En definitiva, dos cosas muy distintas le ocurrieron a los partidos Republicano y Demócrata en 2016—y, por lo tanto, a la auto-institución de la sociedad, dado que la lucha por el ejercicio contingente de la autoridad política es el locus central de la puesta en escena de lo político en las sociedades contemporáneas. En el Partido Republicano, el establishment partidario no encontró la manera de alinearse detrás de un solo candidato anti-insurgente que pudiese detener a Trump. En el Partido Demócrata, en cambio, el establishment sí logró prevenir que Bernie Sanders, un socialista democrático del pequeño estado de Vermont, tomase por asalto el Partido. Pero lo que el futuro de estas victorias parciales—como siempre lo es toda victoria—depare todavía es incierto. Lo que Trump parece haber logrado en el Partido Republicano, y lo que puede que Sanders haya fracasado en hacer en el Demócrata, son mayormente relativas reconfiguraciones de fuerzas internas ya existentes en las coaliciones sociales que son ambos partidos en sus versiones contemporáneas. Pero lo que puede que ocurra es que ambas reconfiguraciones sean demasiado radicales como para que las constelaciones actuales mantengan la unidad que las caracterizó en las últimas décadas.
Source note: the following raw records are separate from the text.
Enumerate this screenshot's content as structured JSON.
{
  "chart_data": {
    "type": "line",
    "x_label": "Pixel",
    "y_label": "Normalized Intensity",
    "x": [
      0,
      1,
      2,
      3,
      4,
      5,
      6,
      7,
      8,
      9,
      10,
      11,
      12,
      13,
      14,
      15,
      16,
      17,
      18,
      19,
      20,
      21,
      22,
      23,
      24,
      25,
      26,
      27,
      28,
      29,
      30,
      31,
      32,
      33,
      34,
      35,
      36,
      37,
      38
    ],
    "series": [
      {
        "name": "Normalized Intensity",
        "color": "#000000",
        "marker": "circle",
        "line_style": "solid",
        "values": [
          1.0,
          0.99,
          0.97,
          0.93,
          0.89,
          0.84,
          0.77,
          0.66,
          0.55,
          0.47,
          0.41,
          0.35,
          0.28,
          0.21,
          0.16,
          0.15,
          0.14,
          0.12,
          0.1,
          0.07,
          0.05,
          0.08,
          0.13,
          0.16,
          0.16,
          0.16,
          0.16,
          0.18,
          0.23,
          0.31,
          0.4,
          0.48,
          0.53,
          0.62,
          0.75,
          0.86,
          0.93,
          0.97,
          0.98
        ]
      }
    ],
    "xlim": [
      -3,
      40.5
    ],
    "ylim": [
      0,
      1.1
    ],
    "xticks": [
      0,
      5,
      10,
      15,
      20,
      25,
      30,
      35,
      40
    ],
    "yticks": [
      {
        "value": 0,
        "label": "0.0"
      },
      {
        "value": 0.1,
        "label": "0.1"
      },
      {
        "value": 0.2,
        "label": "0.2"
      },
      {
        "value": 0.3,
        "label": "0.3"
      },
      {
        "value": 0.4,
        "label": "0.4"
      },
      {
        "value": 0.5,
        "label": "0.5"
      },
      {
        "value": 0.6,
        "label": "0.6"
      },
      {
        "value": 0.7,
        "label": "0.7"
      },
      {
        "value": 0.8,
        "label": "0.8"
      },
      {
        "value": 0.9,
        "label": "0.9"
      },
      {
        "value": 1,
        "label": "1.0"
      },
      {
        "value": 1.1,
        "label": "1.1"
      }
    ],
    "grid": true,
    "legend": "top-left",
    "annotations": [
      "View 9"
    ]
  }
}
A pocos meses de iniciada la presidencia de Trump, puede decirse que una tensión le es característica. Por un lado, en un mix de oportunismo y sinceridad ideológica, el Partido Republicano se montó alegremente en la victoria de Trump y soñó con ejercer el poder indiviso de las tres ramas de gobierno para, efectivamente, avanzar en la dirección restauradora señalada por el horizonte de “Make America Great Again”. Por otro lado, de todos modos, para una fuerza etno-nacionalista, no es lo mismo ejercer el poder en soledad, como tiene que hacerlo hoy, que actuar en el contexto de lo que fue, en el pasado inmediato, una oposición (etno)unificada ante un presidente afroamericano exasperantemente culto y liberal… Las cosas son un poco más complicadas ahora, como lo demuestra la incapacidad demostrada por el Partido Republicano para lograr derogar la—bastante defectuosa por otra parte—ley de sistema de salud promulgada por Barack Obama, único legado mínimamente reivindicable de la última administración.

 

[1] Hoy, ese posible adormecido del que hablo, creo que lo representaría probablemente un impeachment a Trump encabezado en alianza por los establishments de los partidos Republicano y Demócrata: para esto sí fue diseñada la institución del impeachment.